News Headlines
1. Health Services
Hospitals in England are to begin restoring some services which have been put on hold because of the coronavirus pandemic. NHS England ensured that 33,000 hospital beds were cleared to cope with an expected surge in coronavirus patients. The Health Service has successfully handled the inflow of COVID-19 patients. The Health Secretary, Matt Hancock, said the timing of when services re-started would depend on local need and the number of beds available at each hospital.

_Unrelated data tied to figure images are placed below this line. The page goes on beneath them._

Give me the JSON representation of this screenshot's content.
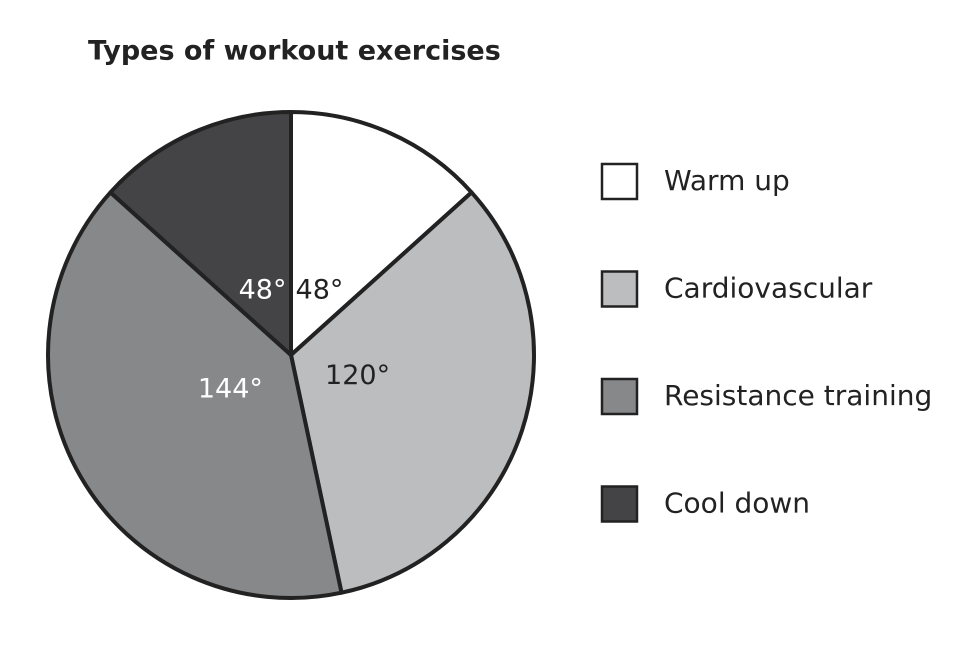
{
  "chart_data": {
    "type": "pie",
    "title": "Types of workout exercises",
    "categories": [
      "Warm up",
      "Cardiovascular",
      "Resistance training",
      "Cool down"
    ],
    "values": [
      48,
      120,
      144,
      48
    ],
    "value_labels": [
      "48°",
      "120°",
      "144°",
      "48°"
    ],
    "colors": [
      "#ffffff",
      "#bcbdbf",
      "#87888a",
      "#444446"
    ],
    "legend": "right"
  }
}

NHS England’s chief executive, Sir Simon Stevens, has indicated that reintroducing some services will be considered now Matt Hancock has said that planning for some of that work would start from today with the main priorities being cancer care and mental health support.
2. Silence
Today (28.04.2020) at 11 o’clock the prime minister, Boris Johnson, and the labour leader, Sir Keir Starmer, will take part in the tribute of a national minutes silence to honour health workers who’ve died during the pandemic.
3. New Zealand
Hundreds of thousands of people have gone back to work in New Zealand as the government there begins easing lockdown restrictions. Factories and building sites have re-opened as well as some takeaway food outlets but many other shops remain closed and strict social distancing will still have to be observed. The countries prime minister, Jacinda Ardern, said there was still some difficulties to be faced. “I want to begin by stressing that at alert level 3 we are not out of the woods. As I have said before it is a recovery room of sorts to assess if the incredible work the New Zealanders have done at Level 4 to break the virus’ chain of transmission and prevent further community outbreak has worked”.
4. Prisoners
Public Health England says it believes substantially more prisoners (in England and Wales) may have been infected with coronavirus than the official figures suggest. It says it’s identified almost 1800 possible or probable cases on top of the 304 that have been confirmed.
5. Supermarkets
Supermarkets have increased their online capacity to cater to people forced to isolate at home because of coronavirus. Tesco says social distancing has led to the kind of growth in grocery deliveries that it would normally take years to achieve. The company’s Chief Executive, Dave Lewis, says they’ve taken on thousands of temporary staff but they are still struggling to meet demand. “Before the crisis we would have about 600,000 delivery slots for grocery shopping and last week for the first time ever we delivered to more than a million delivery slots. S o capacity is up 67%. It’s still not enough. We’ll go again in the next 2 weeks and put another 200, 000 slots on to 1.2 million and I guess that won’t be enough either.”
6. Domestic Abuse
The minister for safeguarding Victoria Atkins said it was unacceptable that some children had to witness abuse in their own homes. The government is to provide over £3 million of funding to specialist services for children who’ve been affected by domestic abuse. A new domestic abuse bill will be debated in parliament today with labour proposing an amendment to secure £75 million of emergency funding for charities to address increased demand during the coronavirus lockdown.
7. Football
It seems English footballers may not be as bad at taking penalties as we believe. The reputation of being poor at taking penalties stems from losing at the 1990 World Cup penalty shoot out. German scientists from the German Sport University in Colon have published research showing that English players are among the best in the world at scoring spot kicks in major tournaments at 90% of the time. The conversion rate falls to 60% in shoot outs. The report concludes that pressure created by the media and fans is much more likely to be the cause of the teams struggles.